Juan Pérez Audelo/ Columna 

El próximo 15 de mayo se tiene programado el segundo debate de los candidatos de todos los partidos y coaliciones, que buscan la gubernatura del estado. El primer debate fue cancelado por circunstancias del todo ya conocidas. Pero, ¿cuál es el fondo de este tipo de eventos, que se han vuelto algo común en nuestra incipiente democracia, tanto los que organiza el árbitro electoral como los que promueven organismos de la sociedad civil?

En las campañas políticas que, en este proceso electoral tardarán al menos dos meses, cada aspirante ha echado de su ronco pecho, una y mil promesas; ha criticado a sus adversarios; al gobierno estatal o federal y las plataformas políticas de los partidos que le son ajenos. Se publicitan en spots, con tonadillas o en espectaculares. Rostros sonrientes, rodeados de mujeres, niños, campesinos, comerciantes, obreros, jóvenes, etc. Lucen también ataviados con trajes típicos o con collares de flores. Hombres o mujeres, no hay diferencia, todos le apuestan a la imagen.

Hay quienes han optado por mítines multitudinarios; otros por eventos menos numerosos. Y otros u otras, ni ruido han hecho. Dicen que buscan la simpatía y el voto de casa en casa. En fin, en política y en elecciones, como en la guerra todo se vale, salvo aquello que sancionan los órganos electorales y jurisdiccionales. Las redes sociales están saturadas de videos, fotografías, mensajes, promesas o compromisos. Y lo que nunca falta: una guerra de encuestas y sondeos de opinión.
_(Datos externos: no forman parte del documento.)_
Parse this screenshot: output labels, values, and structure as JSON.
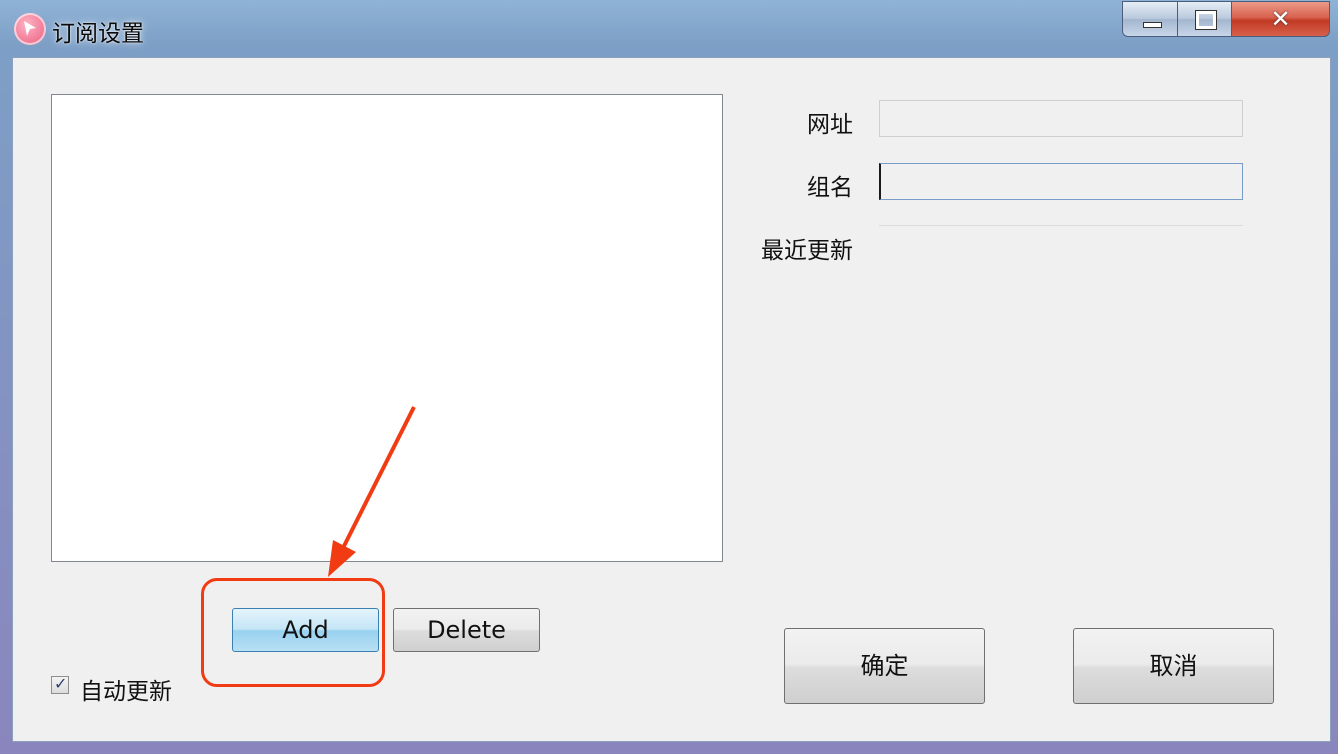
{
  "window": {
    "title": "订阅设置",
    "app_icon": "cursor-arrow-icon",
    "caption_buttons": {
      "minimize": "minimize-icon",
      "maximize": "maximize-icon",
      "close": "✕"
    }
  },
  "form": {
    "url_label": "网址",
    "url_value": "",
    "group_label": "组名",
    "group_value": "",
    "last_updated_label": "最近更新",
    "last_updated_value": ""
  },
  "list": {
    "items": []
  },
  "buttons": {
    "add": "Add",
    "delete": "Delete",
    "ok": "确定",
    "cancel": "取消"
  },
  "auto_update": {
    "label": "自动更新",
    "checked": true,
    "check_mark": "✓"
  },
  "annotation": {
    "color": "#f13b12"
  }
}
La mayoría les ha apostado a las redes sociales, aunque en nuestra limitada conectividad, el éxito esperado es sinónimo de fracaso. 

Los debates son pues, en mi modesta opinión, un ejercicio democrático que da a los votantes potenciales, la imagen, habilidad, destreza y aplomo de quienes, frente a las cámaras de televisión, en este caso la oficial, proponen, defienden frente a sus adversarios y ante el Homo Videns, como en la obra de Giovanni Sartori, es decir, ante los televidentes, sus propuestas, su crítica o sus compromisos políticos, buscando influir en la conciencia colectiva de un potencial votante. ¿Incide en el ánimo ciudadano, sobre todo entre los jóvenes? Es posible. Pero considero que no es determinante. En un medio como el oaxaqueño hoy en día, casado con colores, imágenes y personalidades; con programas clientelares e inercias políticas, no es tarea sencilla para quienes tienen que bogar contra corriente. Sin embargo, sin ser fatalistas, al menos permite ampliar el criterio y darnos un elemento más como ciudadanos, para acudir a las urnas el próximo 5 de junio.